Pour n’avoir pas eu la patience d’attendre un peu
de temps, Athéniens, vous allez fournir un prétexte à
ceux qui voudront diffamer la république; ils diront que
vous avez fait mourir Socrate, cet homme sage; car,
pour aggraver votre honte, ils m’appelleront sage,
quoique je ne le sois point. Mais si vous aviez attendu
encore un peu de temps, la chose serait venue d’elle-
même; car voyez mon âge; je suis déjà bien
avancé dans la vie, et tout près de la mort. Je ne dis pas
cela pour vous tous, mais seulement pour ceux qui m’ont
condamné à mort; c’est à ceux-là que je veux m’adresser
encore. Peut-être pensez-vous que si j’avais cru devoir
tout faire et tout dire pour me sauver, je n’y serais point
parvenu, faute de savoir trouver des paroles capables de
persuader? Non, ce ne sont pas les paroles qui m’ont
manqué, Athéniens, mais l’impudence: je succombe pour
n’avoir pas voulu vous dire les choses que vous aimez
tant à entendre; pour n’avoir pas voulu me
lamenter, pleurer et descendre à toutes les bassesses
auxquelles on vous a accoutumés. Mais le péril où j’étais
ne m’a point paru une raison de rien faire qui fût indigne

d’un homme libre, et maintenant encore je ne me repens
pas de m’être ainsi défendu; j’aime beaucoup mieux
mourir après m’être défendu comme je l’ai fait que de
devoir la vie à une lâche apologie. Ni devant les
tribunaux, ni dans les combats, il n’est permis ni à moi ni
à aucun autre d’employer toutes sortes de moyens pour
éviter la mort. Tout le monde sait qu’à la guerre il
serait très facile de sauver sa vie, en jetant ses armes, et
en demandant quartier à ceux qui vous poursuivent; de
même dans tous les dangers, on trouve mille expédients
pour éviter la mort, quand on est décidé à tout dire et à
tout faire. Eh! ce n’est pas là ce qui est difficile,
Athéniens, que d’éviter la mort; mais il l’est
beaucoup d’éviter le crime; il court plus vite que la mort.
C’est pourquoi, vieux et pesant comme je suis, je me
suis laissé atteindre par le plus lent des deux, tandis que
le plus agile, le crime, s’est attaché à mes accusateurs,
qui ont de la vigueur et de la légèreté. Je m’en vais donc
subir la mort à laquelle vous m’avez condamné, et eux
l’iniquité et l’infamie à laquelle la vérité les condamne.
Pour moi, je m’en tiens à ma peine, et eux à la leur.
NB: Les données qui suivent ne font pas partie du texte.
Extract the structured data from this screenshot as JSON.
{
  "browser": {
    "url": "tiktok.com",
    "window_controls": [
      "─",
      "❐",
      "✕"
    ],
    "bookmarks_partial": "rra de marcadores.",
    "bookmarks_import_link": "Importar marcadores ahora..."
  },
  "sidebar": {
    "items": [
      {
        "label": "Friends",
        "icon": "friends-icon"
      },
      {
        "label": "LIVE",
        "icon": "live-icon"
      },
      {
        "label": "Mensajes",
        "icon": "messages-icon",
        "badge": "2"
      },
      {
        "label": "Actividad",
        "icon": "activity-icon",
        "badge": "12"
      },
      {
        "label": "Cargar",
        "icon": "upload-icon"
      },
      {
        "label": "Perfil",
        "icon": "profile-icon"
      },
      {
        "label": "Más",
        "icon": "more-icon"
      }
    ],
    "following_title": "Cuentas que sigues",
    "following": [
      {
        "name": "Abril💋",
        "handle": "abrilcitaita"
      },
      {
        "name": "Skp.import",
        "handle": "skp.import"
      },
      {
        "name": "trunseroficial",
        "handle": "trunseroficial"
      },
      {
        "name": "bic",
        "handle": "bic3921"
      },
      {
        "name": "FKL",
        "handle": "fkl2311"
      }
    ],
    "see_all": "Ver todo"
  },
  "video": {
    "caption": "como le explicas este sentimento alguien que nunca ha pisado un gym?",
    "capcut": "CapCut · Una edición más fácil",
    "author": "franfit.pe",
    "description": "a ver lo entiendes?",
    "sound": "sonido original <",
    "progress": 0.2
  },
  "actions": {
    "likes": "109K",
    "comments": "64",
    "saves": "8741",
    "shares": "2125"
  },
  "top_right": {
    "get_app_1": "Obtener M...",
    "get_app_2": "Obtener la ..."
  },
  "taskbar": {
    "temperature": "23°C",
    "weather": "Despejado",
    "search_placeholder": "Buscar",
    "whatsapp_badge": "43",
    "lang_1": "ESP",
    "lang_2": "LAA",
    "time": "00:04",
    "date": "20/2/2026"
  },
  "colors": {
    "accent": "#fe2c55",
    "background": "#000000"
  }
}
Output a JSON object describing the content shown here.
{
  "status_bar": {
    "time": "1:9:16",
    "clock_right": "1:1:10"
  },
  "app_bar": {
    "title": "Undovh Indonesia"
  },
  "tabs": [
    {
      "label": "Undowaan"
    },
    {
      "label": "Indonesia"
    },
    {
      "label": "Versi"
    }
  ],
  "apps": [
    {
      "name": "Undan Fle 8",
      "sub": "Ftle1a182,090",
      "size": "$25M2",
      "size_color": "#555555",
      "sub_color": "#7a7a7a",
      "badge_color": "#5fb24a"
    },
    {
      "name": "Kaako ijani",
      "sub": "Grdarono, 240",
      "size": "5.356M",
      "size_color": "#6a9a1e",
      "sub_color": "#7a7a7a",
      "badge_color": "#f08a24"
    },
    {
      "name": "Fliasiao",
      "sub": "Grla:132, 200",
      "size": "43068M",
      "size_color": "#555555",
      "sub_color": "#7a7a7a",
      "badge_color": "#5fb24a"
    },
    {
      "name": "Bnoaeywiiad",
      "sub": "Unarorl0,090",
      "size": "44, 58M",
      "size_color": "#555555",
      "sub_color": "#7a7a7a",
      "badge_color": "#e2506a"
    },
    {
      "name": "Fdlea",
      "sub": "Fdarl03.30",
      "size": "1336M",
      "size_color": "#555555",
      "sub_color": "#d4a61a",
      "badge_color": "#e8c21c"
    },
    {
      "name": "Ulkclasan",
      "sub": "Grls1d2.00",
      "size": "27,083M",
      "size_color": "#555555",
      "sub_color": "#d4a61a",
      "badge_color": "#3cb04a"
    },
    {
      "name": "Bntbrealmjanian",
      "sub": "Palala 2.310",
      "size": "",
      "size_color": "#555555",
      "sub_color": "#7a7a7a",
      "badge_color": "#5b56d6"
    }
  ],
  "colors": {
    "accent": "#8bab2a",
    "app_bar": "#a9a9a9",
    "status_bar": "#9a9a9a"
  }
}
En
effet, peut-être est-ce ainsi que les choses devaient se
passer, et, selon moi, tout est pour le mieux.
Après cela, ô vous qui m’avez condamné voici ce
que j’ose vous prédire; car je suis précisément dans les
circonstances où les hommes lisent dans l’avenir, au
moment de quitter la vie. Je vous dis donc que si vous
me faites périr, vous en serez punis aussitôt après ma
mort par une peine bien plus cruelle que celle à laquelle
vous me condamnez; en effet, vous ne me faites mourir
que pour vous délivrer de l’importun fardeau de rendre

compte de votre vie; mais il vous arrivera tout le
contraire, je vous le prédis. Il va s’élever contre
vous un bien plus grand nombre de censeurs que je
retenais sans que vous vous en aperçussiez; censeurs
d’autant plus difficiles, qu’ils sont plus jeunes, et vous
n’en serez que plus irrités; car si vous pensez qu’en tuant
les gens, vous empêcherez qu’on vous reproche de mal
vivre, vous vous trompez. Cette manière de se délivrer
de ses censeurs n’est ni honnête ni possible: celle qui est
en même temps et la plus honnête et la plus facile, c’est,
au lieu de fermer la bouche aux autres, de se rendre
meilleur soi-même. Voilà ce que j’avais à prédire à ceux
qui m’ont condamné: il ne me reste qu’à prendre congé
d’eux.
Mais pour vous, qui m’avez absous par vos
suffrages, Athéniens, je m’entretiendrai volontiers avec
vous sur ce qui vient de se passer, pendant que les
magistrats sont occupés, et qu’on ne me mène pas
encore où je dois mourir. Arrêtez-vous donc quelques
instants, et employons à converser ensemble le temps
qu’on me laisse. Je veux vous raconter, comme à
mes amis, une chose qui m’est arrivée aujourd’hui, et
vous apprendre ce qu’elle signifie. Oui, juges (et en vous
appelant ainsi, je vous donne le nom que vous méritez),
il m’est arrivé aujourd’hui quelque chose d’extraordinaire.
Cette inspiration prophétique qui n’a cessé de se faire
entendre à moi dans tout le cours de ma vie, qui dans
les moindres occasions n’a jamais manqué de me
détourner de tout ce que j’allais faire de mal, aujourd’hui
qu’il m’arrive ce que vous voyez, ce qu’on pourrait
prendre, et ce qu’on prend en effet pour le plus

grand de tous les maux, cette voix divine a gardé le
silence; elle ne m’a arrêté ni ce matin quand je suis sorti
de ma maison, ni quand je suis venu devant ce tribunal,
ni tandis que je parlais, quand j’allais dire quelque
chose. Cependant, dans beaucoup d’autres
circonstances, elle vint m’interrompre au milieu de mon
discours; mais aujourd’hui elle ne s’est opposée à
aucune de mes actions, à aucune de mes paroles: quelle
en peut être la cause? Je vais vous le dire; c’est que ce
qui m’arrive est, selon toute vraisemblance, un bien; et
nous nous trompons sans aucun doute, si nous
pensons que la mort soit un mal. Une preuve évidente
pour moi, c’est qu’infailliblement, si j’eusse dû mal faire
aujourd’hui, le signe ordinaire m’en eût averti.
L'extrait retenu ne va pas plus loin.